Afinal, procuradores trocando mensagens privadas humilhando Lula são coisas que ofendem a natureza do processo jurídico, e mostram o quanto a Operação Lava Jato não mediu escrúpulos ao querer humilhar e depreciar o ex-presidente.
A dupla dinâmica do golpe de 2016, Moro e Dallagnol, viram se encerrar seus cinco anos de fama como supostos salvadores da pátria brasileira, com seus diversos abusos, de consequências nefastas para a população, foram divulgados até por parte de antigos apoiadores.
Afinal, os dois não só ameaçaram a soberania nacional, colaborando com o Departamento de Estado dos EUA - Moro servindo órgãos de informação e Dallagnol combinando com os EUA um acordo com a Petrobras que favoreceria o procurador - como derrubaram a economia.
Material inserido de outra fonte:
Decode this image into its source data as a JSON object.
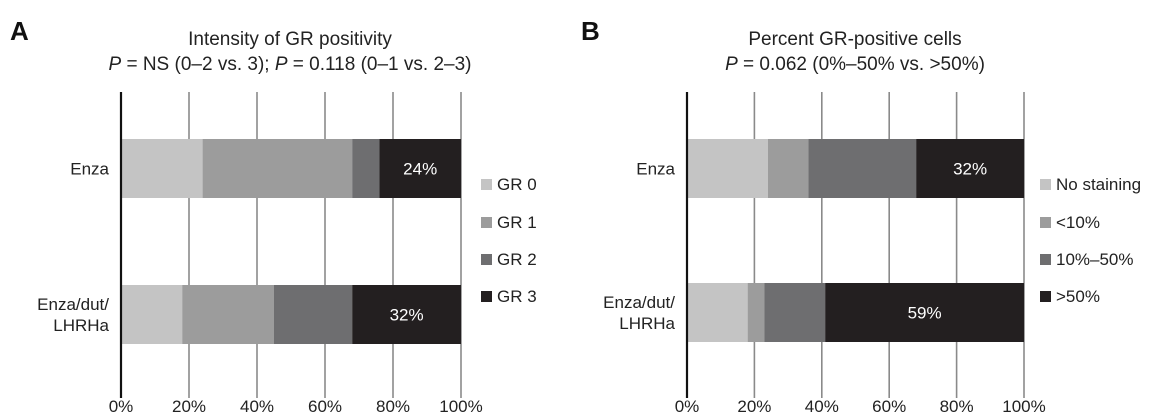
{
  "chart_data": [
    {
      "type": "bar",
      "orientation": "horizontal-stacked",
      "panel_label": "A",
      "title": "Intensity of GR positivity",
      "subtitle": {
        "p1": "P",
        "t1": " = NS (0–2 vs. 3); ",
        "p2": "P",
        "t2": " = 0.118 (0–1 vs. 2–3)"
      },
      "categories": [
        "Enza",
        "Enza/dut/\nLHRHa"
      ],
      "series": [
        {
          "name": "GR 0",
          "color": "#c4c4c4",
          "values": [
            24,
            18
          ]
        },
        {
          "name": "GR 1",
          "color": "#9c9c9c",
          "values": [
            44,
            27
          ]
        },
        {
          "name": "GR 2",
          "color": "#6e6e70",
          "values": [
            8,
            23
          ]
        },
        {
          "name": "GR 3",
          "color": "#231f20",
          "values": [
            24,
            32
          ]
        }
      ],
      "data_labels": [
        {
          "category_index": 0,
          "series_index": 3,
          "text": "24%"
        },
        {
          "category_index": 1,
          "series_index": 3,
          "text": "32%"
        }
      ],
      "xlim": [
        0,
        100
      ],
      "x_ticks": [
        "0%",
        "20%",
        "40%",
        "60%",
        "80%",
        "100%"
      ],
      "grid": true,
      "legend_position": "right"
    },
    {
      "type": "bar",
      "orientation": "horizontal-stacked",
      "panel_label": "B",
      "title": "Percent GR-positive cells",
      "subtitle": {
        "p1": "P",
        "t1": " = 0.062 (0%–50% vs. >50%)",
        "p2": "",
        "t2": ""
      },
      "categories": [
        "Enza",
        "Enza/dut/\nLHRHa"
      ],
      "series": [
        {
          "name": "No staining",
          "color": "#c4c4c4",
          "values": [
            24,
            18
          ]
        },
        {
          "name": "<10%",
          "color": "#9c9c9c",
          "values": [
            12,
            5
          ]
        },
        {
          "name": "10%–50%",
          "color": "#6e6e70",
          "values": [
            32,
            18
          ]
        },
        {
          "name": ">50%",
          "color": "#231f20",
          "values": [
            32,
            59
          ]
        }
      ],
      "data_labels": [
        {
          "category_index": 0,
          "series_index": 3,
          "text": "32%"
        },
        {
          "category_index": 1,
          "series_index": 3,
          "text": "59%"
        }
      ],
      "xlim": [
        0,
        100
      ],
      "x_ticks": [
        "0%",
        "20%",
        "40%",
        "60%",
        "80%",
        "100%"
      ],
      "grid": true,
      "legend_position": "right"
    }
  ]
}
DesMOROnaram a Petrobras e empreiteiras como Odebrecht e OAS, que estavam envolvidas em obras de grande envergadura.
Derrubaram empregos, técnicos tiveram que arrumar bico como vendedores ambulantes.
A Lava Jato provocou o golpe político que, através de Michel Temer e Jair Bolsonaro, criaram políticas econômicas que favoreceram os banqueiros.
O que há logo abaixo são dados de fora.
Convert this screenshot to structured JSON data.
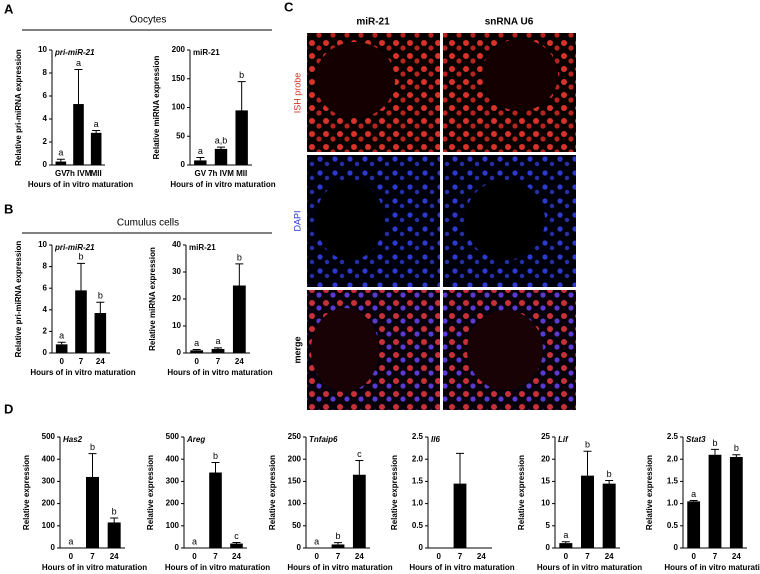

E aí aumentou a pobreza, os sem emprego, sem terra, sem teto e tantos miseráveis enlouquecidos falando sozinhos e andando pelas ruas com justificada irritação.
A situação foi tão grave que o sociólogo Jessé Souza, muito sabiamente, teve que lançar livros falando da tradição escravocrata das elites brasileiras, que nunca apoiaram políticos progressistas que promovessem a real emancipação do povo pobre.
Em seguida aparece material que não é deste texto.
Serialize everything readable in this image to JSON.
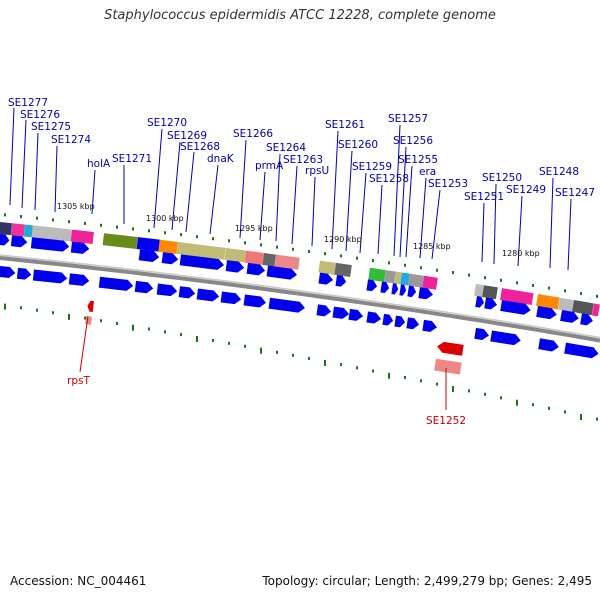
{
  "header": {
    "title": "Staphylococcus epidermidis ATCC 12228, complete genome"
  },
  "footer": {
    "accession": "Accession: NC_004461",
    "topology": "Topology: circular; Length: 2,499,279 bp; Genes: 2,495"
  },
  "colors": {
    "forward_arrow": "#0000ee",
    "reverse_arrow": "#dd0000",
    "forward_label": "#0000aa",
    "reverse_label": "#cc0000",
    "tick": "#117711",
    "backbone": "#888888"
  },
  "position_ticks": [
    "1305 kbp",
    "1300 kbp",
    "1295 kbp",
    "1290 kbp",
    "1285 kbp",
    "1280 kbp"
  ],
  "forward_gene_labels": [
    "SE1277",
    "SE1276",
    "SE1275",
    "SE1274",
    "holA",
    "SE1271",
    "SE1270",
    "SE1269",
    "SE1268",
    "dnaK",
    "SE1266",
    "prmA",
    "SE1264",
    "SE1263",
    "rpsU",
    "SE1261",
    "SE1260",
    "SE1259",
    "SE1258",
    "SE1257",
    "SE1256",
    "SE1255",
    "era",
    "SE1253",
    "SE1251",
    "SE1250",
    "SE1249",
    "SE1248",
    "SE1247"
  ],
  "reverse_gene_labels": [
    "rpsT",
    "SE1252"
  ]
}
Enquanto isso, os verdadeiros criminosos se revelaram em "cidadãos de bem" que surtaram. Tinha militar matando filha adulta por pouca coisa, engenheiro matando ex-mulher a facadas, cidadão de elite matando o outro que apenas lhe pediu para usar máscara anti-Covid.
E teve empresário mostrando arma se dispondo a atirar em Lula.
Gente supostamente direita, que poderia conversar com a gente de forma amistosa e simpática. O engenheiro feminicida "Horrornezi", da Barra da Tijuca, praticava esportes na praia antes de cometer o seu crime hediondo.
O golpismo de Temer já empoderou esses sujeitos. O bolsonarismo, então, mais ainda.
Claro que boa parte dessa turma da pesada também vê o Coronavírus lhe dar um olhar de paquera. E tantos bolsomínions, negacionistas, feminicidas da safra mais recente, também foram mortos pela Covid-19, vários sob o silêncio da imprensa.
A pandemia atingiu 3.158 vítimas fatais só ontem, e isso coloca Bolsonaro no auge de sua crise política.
Juntando essa crise com a decadência de Moro, o momento, no entanto, não é de comemoração.
Afinal, não estamos em 2002. Assim como a Covid-19 não é uma gripezinha, ela também não é a Plataforma P-36 que, em sua tragédia, derrubou o governo Fernando Henrique Cardoso.
Portanto, muita calma nessa hora. A declaração de inocência de Lula e de suspeição de Sérgio Moro são apenas pequenos passos de um longo caminho para as forças progressistas.
A situação está complexa. Os bolsomínions estão empoderados.
Eles podem ser poucos, mas podem praticar estragos enormes. Como um atentado, por exemplo.
A situação não está como em céu de brigadeiro para Lula. Creio até que ele sabe bem disso.
Não se sabe como se vai dar o jogo político dos próximos meses. A situação está imprevisível. E há um risco da direita moderada se infiltrar nas esquerdas - se é que não se infiltrou, há tempos, como no caso da intelectualidade "bacana" - para enfraquecê-las por dentro.
Tudo ainda pode acontecer.
O momento não é furar a bolha pelo lado que quiser, e nem ficar festejando achando que amanhã será a posse de Lula como presidente do Brasil.
Não vamos precipitar. Se as forças progressistas querem retomar seu espaço, será com muita luta em vez de lacrações nas redes sociais.
O momento não está para brincadeira. E lembremos que os fatos recentes soam bons demais para ser verdade, na hipótese de que o golpe de 2016 caminharia para o fim.
De repente, as esquerdas se esqueceram do golpe de 2016, do poder abusivo da mídia venal, da necessidade de resgatarmos as causas trabalhistas.
E partiram para um perigoso otimismo nos moldes de 2002.
2002 já passou. Temos agora outros problemas, muito mais complexos. O Brasil não é para amadores. E muito menos para lacradores da Internet.